Çocuğumuzu uyutabilmek için pek çoğumuz önce çevreyi her sesten yalıtır, yapay bir düzenek kurarız. İğne atsan duyulacak türde bir ortamda uyumaya alışan bir çocuk büyüdükçe yaşamdaki seslerin çeşitlenmesine kolayca uyum sağlayabilir mi sizce? Uyumak için sesten yalıtılmış bir ortama gerek yoktur. Çünkü dünya çoksesli bir yerdir. Bulunduğumuz ortamı sesten arındırdığımızda çocuğumuzu dünyaya ilişkin en önemli bilgi kaynaklarından birinden mahrum bıraktığımızı unutmayalım.
Bebeğinizin rahatça uykuya dalması için odayı aydınlatmaya gerek yoktur. Çünkü bebek karanlıkta korkmayı deneyimlememiştir. Çocuk büyüdükçe uyanma nedeni tuvalet ihtiyacını giderme, korkulu bir rüya görme ya da hastalık olabilir. Çocuğunuz büyüdükçe tuvalete rahatça gidebilmesi, ev kazalarından korunması ve istediğinde rahatça anne-babasının yanına gelebilmesi için uyuduğu odanın loş bir ışıkla aydınlatılması gerekebilir.
Çocuğunuz iki yaşına yaklaştıkça uykuda dokunabileceği bir nesneye ihtiyaç duyar.

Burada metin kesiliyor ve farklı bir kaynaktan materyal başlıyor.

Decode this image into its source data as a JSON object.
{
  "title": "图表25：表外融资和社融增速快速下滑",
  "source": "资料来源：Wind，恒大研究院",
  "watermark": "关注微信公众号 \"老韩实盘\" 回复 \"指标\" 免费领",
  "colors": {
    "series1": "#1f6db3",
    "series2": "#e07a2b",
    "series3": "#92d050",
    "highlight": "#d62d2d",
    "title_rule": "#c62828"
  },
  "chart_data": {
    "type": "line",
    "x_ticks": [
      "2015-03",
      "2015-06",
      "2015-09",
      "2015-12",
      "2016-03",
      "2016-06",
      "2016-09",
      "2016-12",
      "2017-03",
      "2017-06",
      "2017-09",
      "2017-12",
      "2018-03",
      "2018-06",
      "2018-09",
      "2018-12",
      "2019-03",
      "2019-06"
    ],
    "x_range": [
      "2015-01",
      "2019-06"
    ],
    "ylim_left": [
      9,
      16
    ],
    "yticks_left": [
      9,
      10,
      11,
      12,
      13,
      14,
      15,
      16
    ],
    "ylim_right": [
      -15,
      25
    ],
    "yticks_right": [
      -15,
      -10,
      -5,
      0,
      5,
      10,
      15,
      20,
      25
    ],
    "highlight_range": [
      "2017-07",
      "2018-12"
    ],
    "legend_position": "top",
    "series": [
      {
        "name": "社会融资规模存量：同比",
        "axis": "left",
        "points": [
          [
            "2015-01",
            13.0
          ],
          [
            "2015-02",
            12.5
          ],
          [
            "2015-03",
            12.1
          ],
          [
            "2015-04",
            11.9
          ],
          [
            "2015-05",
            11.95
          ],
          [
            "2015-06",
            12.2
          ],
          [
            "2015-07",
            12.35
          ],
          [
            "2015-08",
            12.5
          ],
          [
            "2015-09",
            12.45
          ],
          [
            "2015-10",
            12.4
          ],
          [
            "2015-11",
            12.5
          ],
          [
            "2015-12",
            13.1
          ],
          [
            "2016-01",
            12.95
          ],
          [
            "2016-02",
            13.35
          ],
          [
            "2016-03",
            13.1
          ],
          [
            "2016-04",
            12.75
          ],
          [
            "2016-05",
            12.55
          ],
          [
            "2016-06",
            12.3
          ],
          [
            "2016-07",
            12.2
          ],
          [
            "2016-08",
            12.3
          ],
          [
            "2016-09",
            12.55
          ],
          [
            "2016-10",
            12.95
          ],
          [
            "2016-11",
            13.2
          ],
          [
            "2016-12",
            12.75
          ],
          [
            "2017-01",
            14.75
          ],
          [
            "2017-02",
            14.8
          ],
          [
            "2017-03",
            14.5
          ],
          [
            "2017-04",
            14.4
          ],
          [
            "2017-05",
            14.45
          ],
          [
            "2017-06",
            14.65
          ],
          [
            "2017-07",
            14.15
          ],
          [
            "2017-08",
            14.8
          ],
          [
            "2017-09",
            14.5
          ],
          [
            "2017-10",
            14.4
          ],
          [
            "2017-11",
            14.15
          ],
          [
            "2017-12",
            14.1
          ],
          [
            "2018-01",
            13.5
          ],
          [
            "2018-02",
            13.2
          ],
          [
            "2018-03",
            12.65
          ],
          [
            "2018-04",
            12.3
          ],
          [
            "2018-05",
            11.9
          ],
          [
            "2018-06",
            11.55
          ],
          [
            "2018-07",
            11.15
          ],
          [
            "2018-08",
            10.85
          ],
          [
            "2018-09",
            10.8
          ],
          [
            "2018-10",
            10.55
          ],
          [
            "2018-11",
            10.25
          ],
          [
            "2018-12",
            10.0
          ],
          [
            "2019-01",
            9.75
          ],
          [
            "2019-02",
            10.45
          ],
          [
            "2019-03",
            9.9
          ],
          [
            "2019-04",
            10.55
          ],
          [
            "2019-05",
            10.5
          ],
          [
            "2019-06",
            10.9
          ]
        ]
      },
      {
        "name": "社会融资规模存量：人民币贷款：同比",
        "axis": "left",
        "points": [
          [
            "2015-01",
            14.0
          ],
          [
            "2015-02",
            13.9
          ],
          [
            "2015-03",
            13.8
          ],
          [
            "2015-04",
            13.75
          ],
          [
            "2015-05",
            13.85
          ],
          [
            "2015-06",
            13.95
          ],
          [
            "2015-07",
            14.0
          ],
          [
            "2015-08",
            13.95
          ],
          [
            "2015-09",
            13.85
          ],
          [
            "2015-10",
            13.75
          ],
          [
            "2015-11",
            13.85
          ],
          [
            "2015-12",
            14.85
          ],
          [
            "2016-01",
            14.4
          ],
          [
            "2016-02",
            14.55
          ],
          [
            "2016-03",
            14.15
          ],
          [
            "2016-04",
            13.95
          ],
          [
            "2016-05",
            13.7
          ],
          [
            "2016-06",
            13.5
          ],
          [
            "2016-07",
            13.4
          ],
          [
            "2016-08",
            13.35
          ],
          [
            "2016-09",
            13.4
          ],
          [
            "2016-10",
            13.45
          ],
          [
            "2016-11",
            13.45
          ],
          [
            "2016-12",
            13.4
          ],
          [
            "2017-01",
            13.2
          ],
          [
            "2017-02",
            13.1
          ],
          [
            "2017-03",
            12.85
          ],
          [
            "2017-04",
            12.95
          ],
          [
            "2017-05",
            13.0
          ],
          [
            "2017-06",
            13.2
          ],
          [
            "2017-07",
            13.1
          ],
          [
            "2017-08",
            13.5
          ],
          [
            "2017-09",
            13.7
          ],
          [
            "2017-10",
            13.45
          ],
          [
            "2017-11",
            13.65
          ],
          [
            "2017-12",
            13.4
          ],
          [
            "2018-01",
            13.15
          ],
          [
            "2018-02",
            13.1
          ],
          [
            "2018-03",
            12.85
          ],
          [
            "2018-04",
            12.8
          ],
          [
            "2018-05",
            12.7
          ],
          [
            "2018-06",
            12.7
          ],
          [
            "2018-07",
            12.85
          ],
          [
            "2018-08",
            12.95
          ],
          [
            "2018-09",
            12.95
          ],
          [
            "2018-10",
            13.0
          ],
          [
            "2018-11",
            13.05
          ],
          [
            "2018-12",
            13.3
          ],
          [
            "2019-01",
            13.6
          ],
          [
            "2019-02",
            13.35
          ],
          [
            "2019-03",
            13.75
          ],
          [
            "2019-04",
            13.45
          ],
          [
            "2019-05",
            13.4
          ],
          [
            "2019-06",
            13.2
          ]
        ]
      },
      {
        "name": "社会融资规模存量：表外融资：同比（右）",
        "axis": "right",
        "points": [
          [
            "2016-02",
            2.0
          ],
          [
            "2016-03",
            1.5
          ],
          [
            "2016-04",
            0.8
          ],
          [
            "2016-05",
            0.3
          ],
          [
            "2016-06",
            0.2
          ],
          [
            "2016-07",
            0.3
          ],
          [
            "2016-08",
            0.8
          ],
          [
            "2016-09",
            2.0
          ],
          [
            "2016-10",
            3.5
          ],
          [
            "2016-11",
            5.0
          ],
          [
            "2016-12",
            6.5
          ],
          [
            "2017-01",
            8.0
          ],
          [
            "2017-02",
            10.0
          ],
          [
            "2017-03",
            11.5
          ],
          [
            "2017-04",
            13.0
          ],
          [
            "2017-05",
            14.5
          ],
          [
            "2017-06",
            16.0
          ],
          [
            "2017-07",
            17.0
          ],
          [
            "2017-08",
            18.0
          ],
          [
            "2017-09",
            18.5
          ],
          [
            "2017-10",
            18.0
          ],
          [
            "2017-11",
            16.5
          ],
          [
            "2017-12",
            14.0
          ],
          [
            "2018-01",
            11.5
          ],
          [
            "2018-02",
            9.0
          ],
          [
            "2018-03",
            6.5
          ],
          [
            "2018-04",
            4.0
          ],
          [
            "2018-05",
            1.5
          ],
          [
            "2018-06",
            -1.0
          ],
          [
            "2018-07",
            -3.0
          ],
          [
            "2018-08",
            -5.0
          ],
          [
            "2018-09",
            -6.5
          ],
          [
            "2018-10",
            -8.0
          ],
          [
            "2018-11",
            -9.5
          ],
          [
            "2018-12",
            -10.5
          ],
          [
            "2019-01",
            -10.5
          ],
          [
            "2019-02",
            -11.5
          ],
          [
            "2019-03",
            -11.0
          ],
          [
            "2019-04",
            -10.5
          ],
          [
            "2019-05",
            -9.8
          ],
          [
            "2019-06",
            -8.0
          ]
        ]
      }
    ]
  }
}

Kimi çocuk annesinin saçını, kulağını okşamadan uykuya geçmeyi reddeder. İşte bu durumda çocuğun bir uyku arkadaşına ihtiyacı vardır. Genelde bu dönemdeki uyku arkadaşları yumuşak bir battaniye, anne-babaya ait bir eşya, emzik ya da tüylü yumuşak bir oyuncak olabilir. Uykuya geçiş için kullanılan bu eşyalar, özellikle örtü ve emzik, bir dönem sonra anne-babaların bıraktırmada sorun yaşadıkları nesnelere dönüşebilir. Burada çocuğun ihtiyaçlarına duyarlı olunması önemlidir. Çocuk eğer bir konuda ısrarcıysa, orada doyurulmamış bir ihtiyaç var demektir.

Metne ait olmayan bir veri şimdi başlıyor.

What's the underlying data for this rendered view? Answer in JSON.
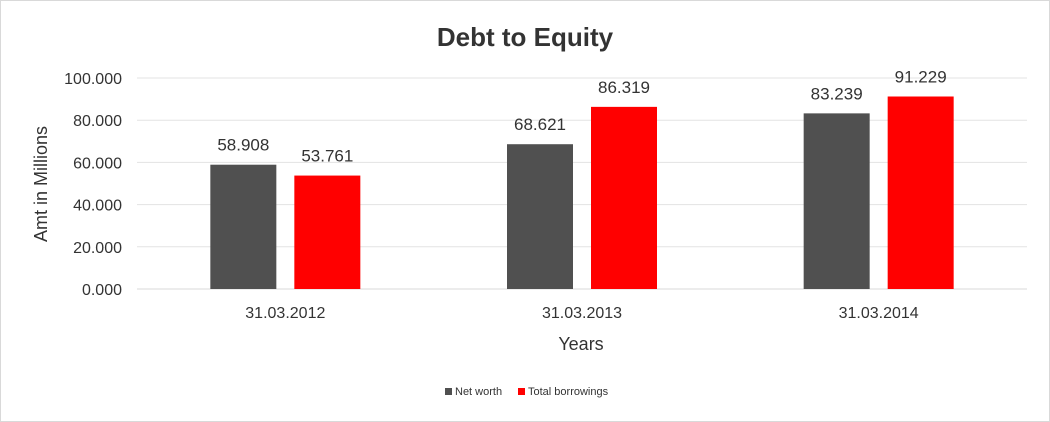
{
  "chart_data": {
    "type": "bar",
    "title": "Debt to Equity",
    "xlabel": "Years",
    "ylabel": "Amt in Millions",
    "categories": [
      "31.03.2012",
      "31.03.2013",
      "31.03.2014"
    ],
    "series": [
      {
        "name": "Net worth",
        "values": [
          58.908,
          68.621,
          83.239
        ],
        "labels": [
          "58.908",
          "68.621",
          "83.239"
        ],
        "color": "#505050"
      },
      {
        "name": "Total borrowings",
        "values": [
          53.761,
          86.319,
          91.229
        ],
        "labels": [
          "53.761",
          "86.319",
          "91.229"
        ],
        "color": "#ff0000"
      }
    ],
    "ylim": [
      0,
      100
    ],
    "yticks": [
      0,
      20,
      40,
      60,
      80,
      100
    ],
    "ytick_labels": [
      "0.000",
      "20.000",
      "40.000",
      "60.000",
      "80.000",
      "100.000"
    ],
    "grid": true,
    "legend_position": "bottom"
  }
}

Çocuğunuz üç yaşına geldikten sonra belli bir yatma saati belirlememizde fayda vardır. Eve gelir gelmez çocuğa uykuyu hatırlatacak kıyafetleri giydirmekten kaçınalım. Uyku saatini 15 dakika öncesinden hatırlatalım. Çocuğunuzun oyun, televizyon izlemek gibi nedenlerle uykuyu ötelemesinin önüne bu sayede geçilebilir. Böylece çocuğunuz zamanını kullanmayı ve yeni bir etkinliğe geçmemeyi de öğrenecektir.
Uyku öncesi alışılageldik davranışları sıraya koyalım. Hangi masal okunacaksa birlikte karar verelim. Okunacak kitabı seçme süresini çok uzun tutmayalım. Uzunluğuna göre bir ya da iki masal okuyalım. Mutlaka aynı odada ve aynı yatakta uyuması için çocuğunuzu teşvik edin. Yatma vakti çocuğunuz için güzel bir zaman dilimidir. Onu uyutan kişiyle günü değerlendirme, dertleşme, masal okuma ya da hikaye dinleme için ayrılmış özgün bir saattir. Bu nedenle çocuğunuzu yatırmadan önce yarım saat özel birşey yapmak için ayırın. Ancak bunların hareketli aktiviteler olmamasına özen gösterelim.